Bayatiotlas, an Indian tribe, of Choctaw affinity, on the Mississippi, who with the Mon-goulachas were also known by the name of Quinipissas. They are noticed by early writers for their strange temple in which divine honors were paid to the opossum. They were friendly to the French, and the missionary Limoges labored among them, but without fruit, as they seem to have been cruel and treacherous. Tonti in 1685, looking for La Salle, left a letter for him at the village of this tribe, where Iberville found it in 1699. Before the Natchez war they had merged in other tribes.
Bayeux (anc. Bajocai, or Civitas Bajocas-sium), a town of Normandy, France, in the department of Calvados, on the river Aure, 5 m. from the sea, and 15 m. N. W. of Caen; pop. in 1866, 9,138. It has a commercial college, a public library, a Gothic cathedral, extensive manufactories of lace, damasks, calico, serges, cotton yarn, a large porcelain factory, paper mills, many tanneries, and dyeing and printing establishments, and an important trade in but-ter. During the wars between the dukes of Normandy and the kings of England with the kings of France, it often changed masters.
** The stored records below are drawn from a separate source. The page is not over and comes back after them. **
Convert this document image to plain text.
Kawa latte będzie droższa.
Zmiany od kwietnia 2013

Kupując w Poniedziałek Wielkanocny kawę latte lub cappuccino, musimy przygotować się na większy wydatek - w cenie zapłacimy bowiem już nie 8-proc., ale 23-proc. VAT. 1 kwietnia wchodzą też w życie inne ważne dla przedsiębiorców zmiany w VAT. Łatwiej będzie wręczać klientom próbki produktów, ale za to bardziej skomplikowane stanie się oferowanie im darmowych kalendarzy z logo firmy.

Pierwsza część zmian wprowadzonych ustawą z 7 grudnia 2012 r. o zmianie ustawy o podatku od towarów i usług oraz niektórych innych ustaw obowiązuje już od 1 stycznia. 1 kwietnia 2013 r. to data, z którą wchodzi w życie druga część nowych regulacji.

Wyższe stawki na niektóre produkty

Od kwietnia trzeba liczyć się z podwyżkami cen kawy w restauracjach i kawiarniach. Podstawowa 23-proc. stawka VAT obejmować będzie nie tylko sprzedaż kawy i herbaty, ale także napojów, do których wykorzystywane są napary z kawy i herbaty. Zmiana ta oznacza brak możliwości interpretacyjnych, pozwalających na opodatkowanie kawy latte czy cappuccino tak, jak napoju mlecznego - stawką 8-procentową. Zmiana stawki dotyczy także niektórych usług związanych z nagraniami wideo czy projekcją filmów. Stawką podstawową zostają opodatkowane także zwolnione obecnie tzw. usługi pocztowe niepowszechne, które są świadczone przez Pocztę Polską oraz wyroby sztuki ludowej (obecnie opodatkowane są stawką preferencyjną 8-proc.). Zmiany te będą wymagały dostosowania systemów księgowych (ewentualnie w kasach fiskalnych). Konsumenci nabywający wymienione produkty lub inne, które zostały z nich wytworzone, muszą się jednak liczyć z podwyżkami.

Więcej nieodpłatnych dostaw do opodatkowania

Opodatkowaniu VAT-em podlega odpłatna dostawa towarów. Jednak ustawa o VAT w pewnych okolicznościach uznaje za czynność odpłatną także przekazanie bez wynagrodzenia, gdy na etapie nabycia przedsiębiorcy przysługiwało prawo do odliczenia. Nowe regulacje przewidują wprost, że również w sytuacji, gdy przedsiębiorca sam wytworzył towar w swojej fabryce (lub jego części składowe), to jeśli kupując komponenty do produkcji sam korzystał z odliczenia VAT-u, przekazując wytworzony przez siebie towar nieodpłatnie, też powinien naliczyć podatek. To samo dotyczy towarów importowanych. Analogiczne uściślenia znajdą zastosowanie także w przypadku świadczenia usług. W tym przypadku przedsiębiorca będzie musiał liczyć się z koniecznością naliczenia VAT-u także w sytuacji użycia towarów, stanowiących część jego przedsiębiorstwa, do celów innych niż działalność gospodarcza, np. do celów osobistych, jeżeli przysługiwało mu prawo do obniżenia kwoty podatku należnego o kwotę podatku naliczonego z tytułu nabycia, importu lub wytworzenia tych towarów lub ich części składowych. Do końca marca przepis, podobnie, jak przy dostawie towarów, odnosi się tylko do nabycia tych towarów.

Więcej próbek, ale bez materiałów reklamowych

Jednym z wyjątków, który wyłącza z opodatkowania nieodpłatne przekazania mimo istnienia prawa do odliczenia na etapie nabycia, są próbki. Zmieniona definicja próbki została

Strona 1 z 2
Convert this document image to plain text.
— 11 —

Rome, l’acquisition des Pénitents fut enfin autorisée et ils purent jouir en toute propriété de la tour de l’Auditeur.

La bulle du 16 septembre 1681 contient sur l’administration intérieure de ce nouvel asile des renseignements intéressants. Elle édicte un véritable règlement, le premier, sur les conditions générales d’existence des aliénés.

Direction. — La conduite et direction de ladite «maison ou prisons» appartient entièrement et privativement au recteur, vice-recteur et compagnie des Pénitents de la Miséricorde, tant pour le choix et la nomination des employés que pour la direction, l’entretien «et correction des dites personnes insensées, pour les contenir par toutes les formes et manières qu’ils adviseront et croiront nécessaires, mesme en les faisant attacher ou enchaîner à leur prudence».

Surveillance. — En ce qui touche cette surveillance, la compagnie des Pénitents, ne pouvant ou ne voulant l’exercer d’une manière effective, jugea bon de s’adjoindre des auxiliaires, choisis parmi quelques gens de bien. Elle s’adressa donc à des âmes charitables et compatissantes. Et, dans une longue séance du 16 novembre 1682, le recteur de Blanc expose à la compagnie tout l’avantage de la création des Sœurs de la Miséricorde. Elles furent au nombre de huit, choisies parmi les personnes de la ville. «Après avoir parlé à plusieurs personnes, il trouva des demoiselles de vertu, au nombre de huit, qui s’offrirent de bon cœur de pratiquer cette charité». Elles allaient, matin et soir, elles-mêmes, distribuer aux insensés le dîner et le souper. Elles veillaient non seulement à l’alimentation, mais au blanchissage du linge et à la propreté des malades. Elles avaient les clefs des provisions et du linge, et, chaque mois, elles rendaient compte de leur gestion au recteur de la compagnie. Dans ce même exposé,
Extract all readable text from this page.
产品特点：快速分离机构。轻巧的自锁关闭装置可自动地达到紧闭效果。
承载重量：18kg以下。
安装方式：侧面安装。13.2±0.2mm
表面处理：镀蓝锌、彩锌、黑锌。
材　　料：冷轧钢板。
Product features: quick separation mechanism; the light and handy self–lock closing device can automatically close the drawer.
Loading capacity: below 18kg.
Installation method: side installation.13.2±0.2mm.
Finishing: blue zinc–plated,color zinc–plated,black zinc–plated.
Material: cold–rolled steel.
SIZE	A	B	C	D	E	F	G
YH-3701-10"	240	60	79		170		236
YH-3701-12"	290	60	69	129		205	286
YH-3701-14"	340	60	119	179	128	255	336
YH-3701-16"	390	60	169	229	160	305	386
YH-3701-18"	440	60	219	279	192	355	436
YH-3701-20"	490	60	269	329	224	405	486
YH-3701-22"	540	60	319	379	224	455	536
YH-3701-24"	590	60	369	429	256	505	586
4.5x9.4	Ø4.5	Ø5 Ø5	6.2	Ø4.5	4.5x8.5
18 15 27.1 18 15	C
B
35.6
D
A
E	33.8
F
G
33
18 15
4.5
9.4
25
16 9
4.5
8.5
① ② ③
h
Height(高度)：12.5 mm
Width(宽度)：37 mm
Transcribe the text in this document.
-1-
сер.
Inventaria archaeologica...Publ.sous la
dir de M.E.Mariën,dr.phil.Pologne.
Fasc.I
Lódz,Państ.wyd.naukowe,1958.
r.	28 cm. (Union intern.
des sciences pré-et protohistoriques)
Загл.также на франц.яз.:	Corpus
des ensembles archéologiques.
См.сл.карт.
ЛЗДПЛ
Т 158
It was captured by Henry I. in 1106, by Philip of Navarre in 1356, and finally retaken from the English by Dunois in 1450. During the religious wars it was alternately in the possession of the Huguenots and the league.
Baylen, Or Bailen, a town of Spain, in the province of Jaen, situated at the foot of the Sierra Morena, 22 m. N. of Jaen; pop. about 7,900. It commands the road from Castile into Andalusia. In the peninsular war the French general Dupont, while attempting to cross the Sierra at this point, was surrounded by the Spaniards and surrendered to Castafios, July 20,1808, with about 18,000 troops.
Baylor, an unsettled N. W. county of Texas, watered by the Big Wichita, the main or Salt fork of the Brazos river, and Antelope creek; area, 900 sq. m. The surface is mostly high, broken, and rocky; between the Brazos and Big Wichita it is mountainous. The bottom lands of the Brazos are rich.
Bayou Sara, a village of West Feliciana parish, La., situated on the Mississippi river, 165 m. above New Orleans; pop. in 1870, 440. It is an important shipping point for corn and cotton. A railroad connects it with Woodville, Mississippi.